A sports psychologist applies psychological principles to help athletes reach their peak performance levels. They analyse the physical and mental behaviour of players and address any concerns in a safe, confidential environment.

Work may be done on an individual, one-to-one basis or with a whole team. The psychologist should maintain records and escalate any concerns if necessary. It is their job to aid the welfare of athletes and facilitate extraordinary learning opportunities.

Methods include visualisation, self-talk, goal setting, anger-management, relaxation, keywords, body language adjustments and attribution training. These help athletes maintain confidence, deal with emotions and keep their focus, especially if they are struggling with injury or suffering from the psychological effect of poor performances.


Many psychological techniques are informed by the latest science. The key to accessing a player’s elite performance lies in the pre-frontal lobe of the brain. This area is responsible for decision-making, awareness and anticipation. Stress and criticism affects this area of the brain negatively.

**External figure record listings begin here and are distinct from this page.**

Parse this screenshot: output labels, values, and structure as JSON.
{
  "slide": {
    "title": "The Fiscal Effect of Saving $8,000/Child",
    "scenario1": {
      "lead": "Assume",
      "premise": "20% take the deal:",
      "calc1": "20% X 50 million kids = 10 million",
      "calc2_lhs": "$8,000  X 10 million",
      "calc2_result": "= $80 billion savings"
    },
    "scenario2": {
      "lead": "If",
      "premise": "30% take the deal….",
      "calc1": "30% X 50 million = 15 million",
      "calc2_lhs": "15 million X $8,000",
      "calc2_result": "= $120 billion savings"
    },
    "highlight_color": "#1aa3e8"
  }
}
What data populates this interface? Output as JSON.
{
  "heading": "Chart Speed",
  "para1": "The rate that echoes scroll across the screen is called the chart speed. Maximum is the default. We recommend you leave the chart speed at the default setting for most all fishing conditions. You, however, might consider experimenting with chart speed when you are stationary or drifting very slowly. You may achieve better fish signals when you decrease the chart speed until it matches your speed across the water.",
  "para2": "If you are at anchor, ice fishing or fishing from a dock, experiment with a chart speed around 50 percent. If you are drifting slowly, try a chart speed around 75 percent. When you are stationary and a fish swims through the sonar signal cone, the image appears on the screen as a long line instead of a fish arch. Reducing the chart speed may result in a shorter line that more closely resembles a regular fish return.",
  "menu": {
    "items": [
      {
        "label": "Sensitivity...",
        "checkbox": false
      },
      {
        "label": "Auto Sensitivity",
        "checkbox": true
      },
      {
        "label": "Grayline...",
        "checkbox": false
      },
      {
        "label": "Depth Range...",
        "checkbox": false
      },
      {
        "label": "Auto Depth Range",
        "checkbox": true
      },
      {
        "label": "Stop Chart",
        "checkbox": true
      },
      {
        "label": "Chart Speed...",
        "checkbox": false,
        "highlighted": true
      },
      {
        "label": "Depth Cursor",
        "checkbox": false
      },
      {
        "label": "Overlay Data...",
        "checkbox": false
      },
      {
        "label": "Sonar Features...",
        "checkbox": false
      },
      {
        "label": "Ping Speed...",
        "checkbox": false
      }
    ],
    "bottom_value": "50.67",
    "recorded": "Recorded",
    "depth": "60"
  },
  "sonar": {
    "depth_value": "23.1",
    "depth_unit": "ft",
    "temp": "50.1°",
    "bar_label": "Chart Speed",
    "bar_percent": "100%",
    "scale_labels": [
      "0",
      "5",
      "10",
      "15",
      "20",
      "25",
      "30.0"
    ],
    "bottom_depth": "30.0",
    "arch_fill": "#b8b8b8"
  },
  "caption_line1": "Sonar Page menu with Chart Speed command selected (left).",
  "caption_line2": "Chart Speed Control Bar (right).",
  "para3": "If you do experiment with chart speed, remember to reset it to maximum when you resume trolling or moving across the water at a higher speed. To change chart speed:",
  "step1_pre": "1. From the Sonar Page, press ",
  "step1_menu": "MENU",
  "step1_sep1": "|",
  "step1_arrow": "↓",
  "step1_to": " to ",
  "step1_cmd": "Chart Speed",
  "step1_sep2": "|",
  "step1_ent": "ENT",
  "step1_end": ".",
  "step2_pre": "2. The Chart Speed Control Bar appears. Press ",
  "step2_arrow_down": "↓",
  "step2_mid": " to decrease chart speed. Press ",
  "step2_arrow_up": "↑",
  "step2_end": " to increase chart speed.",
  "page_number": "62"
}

Applicants must hold both an undergraduate and masters level degree in Psychology. In addition to this, they should be BPS chartered and HCPC registered. Qualifications in counselling are also desirable.


Candidates should be able to point to a variety of elite-level case studies where they’ve helped improve athletic performance. They should have practical experience of applying psychological principles within an elite sporting environment and be used to performing on their own initiative in pressurised situations.